There are hundreds of connectors to use on LlamaHub!

Indexing Documents

Usually, at this point you are done loading and you can move on to indexing! Indexes have a .from_documents() method which accepts an array of Document objects and will correctly parse and chunk them up. However, sometimes you will want greater control over how your documents are split up.

Parsing Documents into Nodes

Under the hood, indexers split your Document into Node objects, which are similar to Documents (they contain text and metadata) but have a relationship to their parent Document.

The way in which your text is split up can have a large effect on the performance of your application in terms of accuracy and relevance of results returned. The defaults work well for simple text documents, so depending on what your data looks like you will sometimes want to modify the default ways in which your documents are split up.

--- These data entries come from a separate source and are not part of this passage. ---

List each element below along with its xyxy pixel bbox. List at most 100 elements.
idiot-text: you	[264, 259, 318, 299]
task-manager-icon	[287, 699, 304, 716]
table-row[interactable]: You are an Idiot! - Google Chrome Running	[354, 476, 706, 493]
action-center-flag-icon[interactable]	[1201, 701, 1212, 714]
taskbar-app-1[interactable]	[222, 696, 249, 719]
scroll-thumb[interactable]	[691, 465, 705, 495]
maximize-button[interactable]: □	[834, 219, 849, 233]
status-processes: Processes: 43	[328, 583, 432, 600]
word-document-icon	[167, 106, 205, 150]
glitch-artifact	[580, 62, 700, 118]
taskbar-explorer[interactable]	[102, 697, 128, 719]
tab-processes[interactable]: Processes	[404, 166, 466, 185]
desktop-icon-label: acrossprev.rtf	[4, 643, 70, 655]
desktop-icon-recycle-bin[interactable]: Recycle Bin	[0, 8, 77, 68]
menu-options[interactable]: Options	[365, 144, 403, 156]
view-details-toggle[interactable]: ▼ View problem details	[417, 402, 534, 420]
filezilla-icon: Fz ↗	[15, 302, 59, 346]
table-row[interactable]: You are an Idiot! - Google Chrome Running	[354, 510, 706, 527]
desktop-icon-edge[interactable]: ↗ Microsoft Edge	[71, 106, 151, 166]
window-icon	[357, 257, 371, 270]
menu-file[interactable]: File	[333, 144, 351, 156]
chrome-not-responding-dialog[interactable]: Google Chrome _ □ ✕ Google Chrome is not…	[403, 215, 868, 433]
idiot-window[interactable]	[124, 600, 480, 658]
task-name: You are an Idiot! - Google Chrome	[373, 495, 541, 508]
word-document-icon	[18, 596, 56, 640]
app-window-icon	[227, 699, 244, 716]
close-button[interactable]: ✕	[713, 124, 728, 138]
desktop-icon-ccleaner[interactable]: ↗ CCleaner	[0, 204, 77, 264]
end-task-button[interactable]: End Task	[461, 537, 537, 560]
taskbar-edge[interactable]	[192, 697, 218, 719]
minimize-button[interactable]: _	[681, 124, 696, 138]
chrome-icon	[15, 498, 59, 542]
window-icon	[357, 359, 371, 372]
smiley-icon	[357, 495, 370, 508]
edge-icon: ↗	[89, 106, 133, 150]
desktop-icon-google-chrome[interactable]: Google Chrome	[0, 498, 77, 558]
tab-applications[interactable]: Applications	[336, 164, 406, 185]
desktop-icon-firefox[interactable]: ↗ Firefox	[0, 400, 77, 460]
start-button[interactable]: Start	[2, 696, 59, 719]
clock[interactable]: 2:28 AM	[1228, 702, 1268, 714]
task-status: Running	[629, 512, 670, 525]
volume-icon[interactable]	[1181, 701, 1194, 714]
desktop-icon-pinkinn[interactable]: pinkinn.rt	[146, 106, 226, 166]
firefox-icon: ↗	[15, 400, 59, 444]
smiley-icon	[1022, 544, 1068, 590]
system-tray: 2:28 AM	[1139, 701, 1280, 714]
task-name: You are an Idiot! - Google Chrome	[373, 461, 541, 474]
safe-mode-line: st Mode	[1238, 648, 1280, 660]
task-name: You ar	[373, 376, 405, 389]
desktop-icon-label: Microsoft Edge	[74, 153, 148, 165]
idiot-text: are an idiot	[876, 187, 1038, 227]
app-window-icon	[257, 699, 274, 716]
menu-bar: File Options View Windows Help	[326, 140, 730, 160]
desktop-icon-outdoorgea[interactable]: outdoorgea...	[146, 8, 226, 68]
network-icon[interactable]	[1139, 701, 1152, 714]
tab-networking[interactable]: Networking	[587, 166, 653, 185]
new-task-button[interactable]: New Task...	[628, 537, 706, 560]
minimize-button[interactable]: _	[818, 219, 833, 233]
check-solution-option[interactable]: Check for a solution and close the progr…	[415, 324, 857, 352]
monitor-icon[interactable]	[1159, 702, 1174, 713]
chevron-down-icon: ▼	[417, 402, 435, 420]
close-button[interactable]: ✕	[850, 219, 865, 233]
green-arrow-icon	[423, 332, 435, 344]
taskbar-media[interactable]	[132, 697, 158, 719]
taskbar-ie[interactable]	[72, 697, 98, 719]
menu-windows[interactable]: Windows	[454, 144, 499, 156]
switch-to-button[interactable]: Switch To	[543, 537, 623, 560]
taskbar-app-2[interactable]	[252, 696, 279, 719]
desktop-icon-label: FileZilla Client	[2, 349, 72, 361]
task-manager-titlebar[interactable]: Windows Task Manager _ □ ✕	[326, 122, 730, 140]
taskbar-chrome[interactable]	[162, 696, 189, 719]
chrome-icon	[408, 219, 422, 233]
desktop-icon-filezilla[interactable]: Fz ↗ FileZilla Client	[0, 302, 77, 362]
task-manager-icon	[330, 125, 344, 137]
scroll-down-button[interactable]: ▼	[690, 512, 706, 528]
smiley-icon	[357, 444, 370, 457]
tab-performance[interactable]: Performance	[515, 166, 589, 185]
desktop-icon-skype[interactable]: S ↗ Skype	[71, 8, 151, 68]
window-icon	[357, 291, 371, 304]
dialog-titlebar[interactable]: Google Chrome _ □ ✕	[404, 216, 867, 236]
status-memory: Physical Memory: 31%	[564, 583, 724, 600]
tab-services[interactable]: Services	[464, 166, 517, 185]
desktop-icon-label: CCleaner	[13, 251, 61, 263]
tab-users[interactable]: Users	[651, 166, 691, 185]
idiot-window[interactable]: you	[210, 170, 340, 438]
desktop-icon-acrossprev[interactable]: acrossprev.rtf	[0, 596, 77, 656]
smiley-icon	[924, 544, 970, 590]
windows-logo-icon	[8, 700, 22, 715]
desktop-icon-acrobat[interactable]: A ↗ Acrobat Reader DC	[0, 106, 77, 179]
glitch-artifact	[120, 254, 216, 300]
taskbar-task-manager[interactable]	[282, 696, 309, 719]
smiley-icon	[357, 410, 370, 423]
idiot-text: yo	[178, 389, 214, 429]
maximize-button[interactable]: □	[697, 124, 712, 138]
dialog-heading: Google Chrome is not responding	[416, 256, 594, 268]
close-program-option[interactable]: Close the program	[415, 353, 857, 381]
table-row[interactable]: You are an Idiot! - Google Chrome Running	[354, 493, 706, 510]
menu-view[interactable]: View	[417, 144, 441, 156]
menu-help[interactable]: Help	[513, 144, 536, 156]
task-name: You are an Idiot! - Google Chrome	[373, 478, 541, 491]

In this example, you load your documents, then create a SimpleNodeParser configured with a custom chunk_size and chunk_overlap (1024 and 20 are the defaults). You then assign the node parser to a ServiceContext and then pass it to your indexer:

from llama_index import SimpleDirectoryReader, VectorStoreIndex, ServiceContext
from llama_index.text_splitter import SentenceSplitter

documents = SimpleDirectoryReader("./data").load_data()

text_splitter = SentenceSplitter(chunk_size=512, chunk_overlap=10)
service_context = ServiceContext.from_defaults(text_splitter=text_splitter)

index = VectorStoreIndex.from_documents(
    documents, service_context=service_context
)

Tip

Remember, a ServiceContext is a simple bundle of configuration data passed to many parts of LlamaIndex.

You can learn more about customizing your node parsing

Creating and passing Nodes directly

If you want to, you can create nodes directly and pass a list of Nodes directly to an indexer:

from llama_index.schema import TextNode

node1 = TextNode(text="<text_chunk>", id_="<node_id>")
node2 = TextNode(text="<text_chunk>", id_="<node_id>")

index = VectorStoreIndex([node1, node2])

Creating Nodes from Documents directly

Using an IngestionPipeline, you can have more control over how nodes are created.

from llama_index import Document
from llama_index.text_splitter import SentenceSplitter
from llama_index.ingestion import IngestionPipeline

# create the pipeline with transformations
pipeline = IngestionPipeline(
    transformations=[
        SentenceSplitter(chunk_size=25, chunk_overlap=0),
    ]
)

# run the pipeline
nodes = pipeline.run(documents=[Document.example()])

You can learn more about the IngestionPipeline here.

Customizing Documents

When creating documents, you can also attach useful metadata that can be used at the querying stage. Any metadata added to a Document will be copied to the Nodes that get created from that document.

document = Document(
    text="text",
    metadata={"filename": "<doc_file_name>", "category": "<category>"},
)

More about this can be found in customizing Documents.